Off-CPU time analysis (identifying blocking):
sudo bpftrace -e '
tracepoint:sched:sched_switch /args->prev_state != 0 && args->prev_pid != 0/ {
@offcpu_start[args->prev_pid] = nsecs;
}
tracepoint:sched:sched_switch /@offcpu_start[args->next_pid]/ {
$delta = nsecs - @offcpu_start[args->next_pid];
@offcpu_us[args->next_comm] = hist($delta / 1000);
delete(@offcpu_start[args->next_pid]);
}
interval:s:10 { print(@offcpu_us); exit(); }'
File system latency:
sudo bpftrace -e '
kprobe:ext4_file_read_iter { @start[tid] = nsecs; }
kretprobe:ext4_file_read_iter /@start[tid]/ {
@read_latency_us = hist((nsecs - @start[tid]) / 1000);
delete(@start[tid]);
}
kprobe:ext4_file_write_iter { @start[tid] = nsecs; }
kretprobe:ext4_file_write_iter /@start[tid]/ {
@write_latency_us = hist((nsecs - @start[tid]) / 1000);
delete(@start[tid]);
}
interval:s:30 { print(@read_latency_us); print(@write_latency_us); exit(); }'
Troubleshooting
"No such file or directory" for kernel headers:
# Ubuntu
sudo apt install linux-headers-$(uname -r)
# CentOS/Rocky
sudo dnf install kernel-devel
"Failed to attach probe" errors:
# Check if the function exists in the kernel
sudo bpftrace -l "kprobe:$FUNCTION_NAME"
# Kernel functions may be inlined (not traceable)

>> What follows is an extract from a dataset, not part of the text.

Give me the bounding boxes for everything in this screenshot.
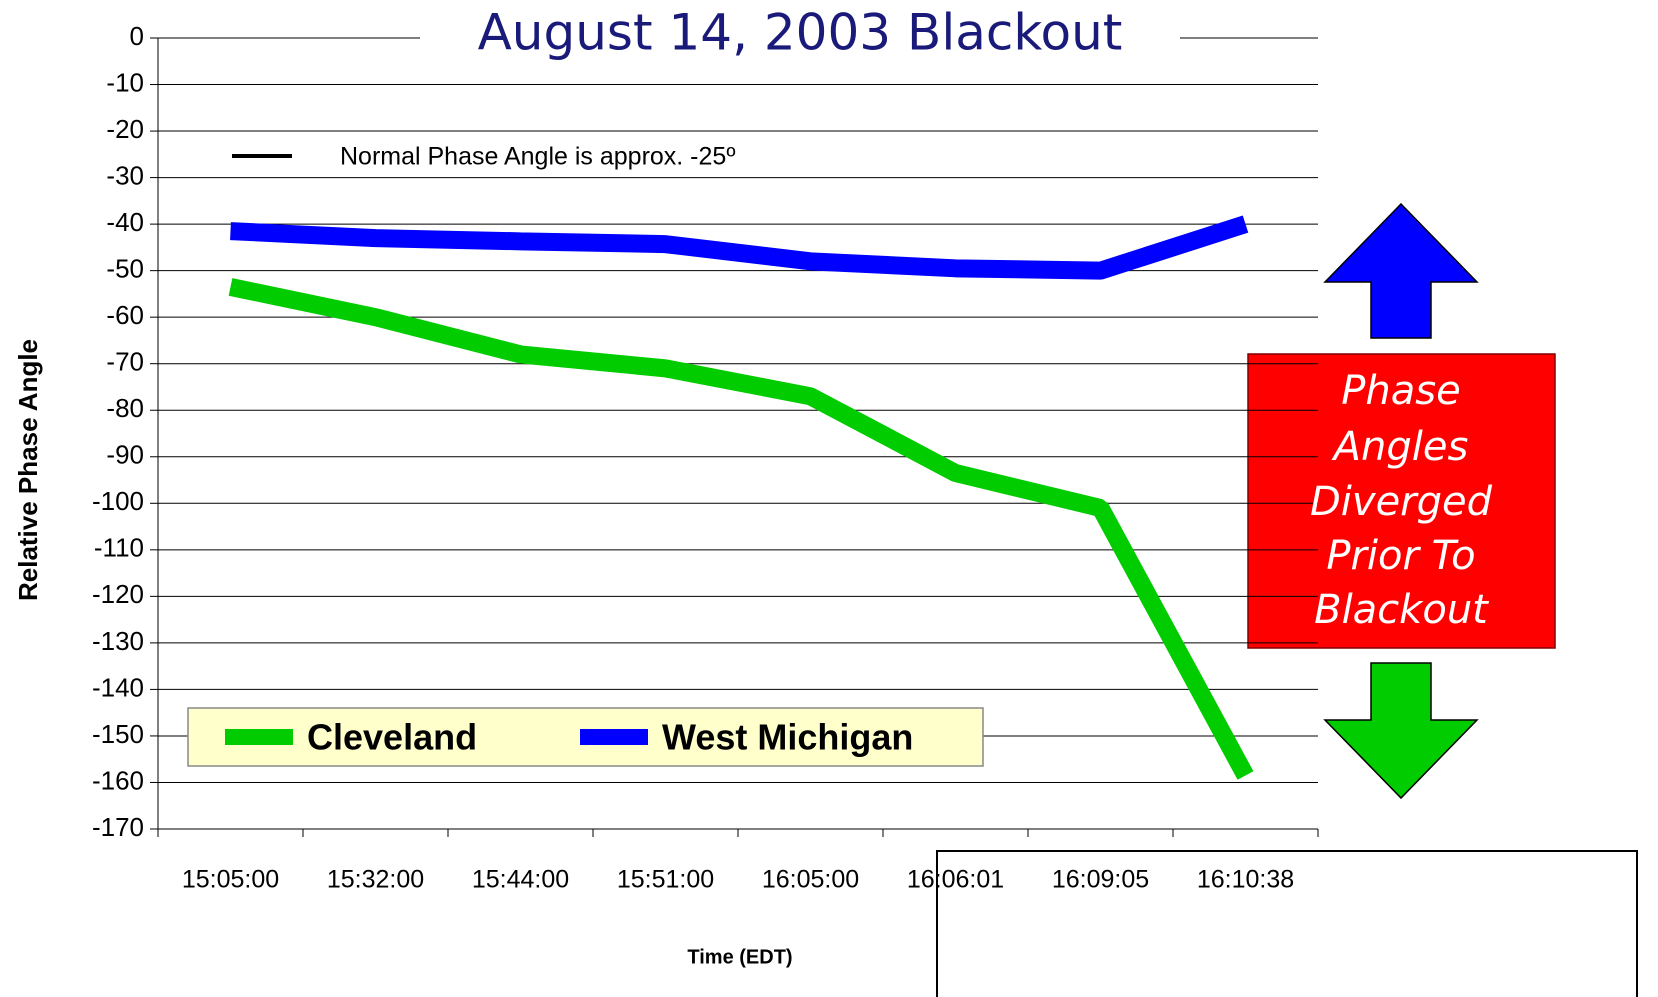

# Try tracepoints instead:
sudo bpftrace -l "tracepoint:syscalls:*read*"
Missing USDT probes in binary:
# Check if binary was compiled with USDT support
readelf -n /usr/bin/python3 | grep stapsdt
# If no output, binary lacks USDT probes—use uprobes instead
bpftrace output lost (too many events):
# Increase perf ring buffer
sudo bpftrace -e '...' --perf-rb-pages 256
# Or reduce event volume with filters
sudo bpftrace -e 'tracepoint:syscalls:sys_enter_read /pid == 1234/ { ... }'
Permission denied:
# Check BPF capabilities
sudo capsh --print | grep bpf
# Ensure /sys/fs/bpf is mounted
mount | grep bpf
sudo mount -t bpf bpf /sys/fs/bpf
Conclusion
bpftrace provides unprecedented visibility into Linux system behavior with minimal overhead, making it invaluable for production debugging and performance analysis. By combining kprobes for kernel function tracing, tracepoints for structured events, uprobes for userspace functions, and profile-based CPU sampling, you can answer complex performance questions that traditional tools cannot address. Start with the built-in one-liners, then write custom scripts as your investigation deepens.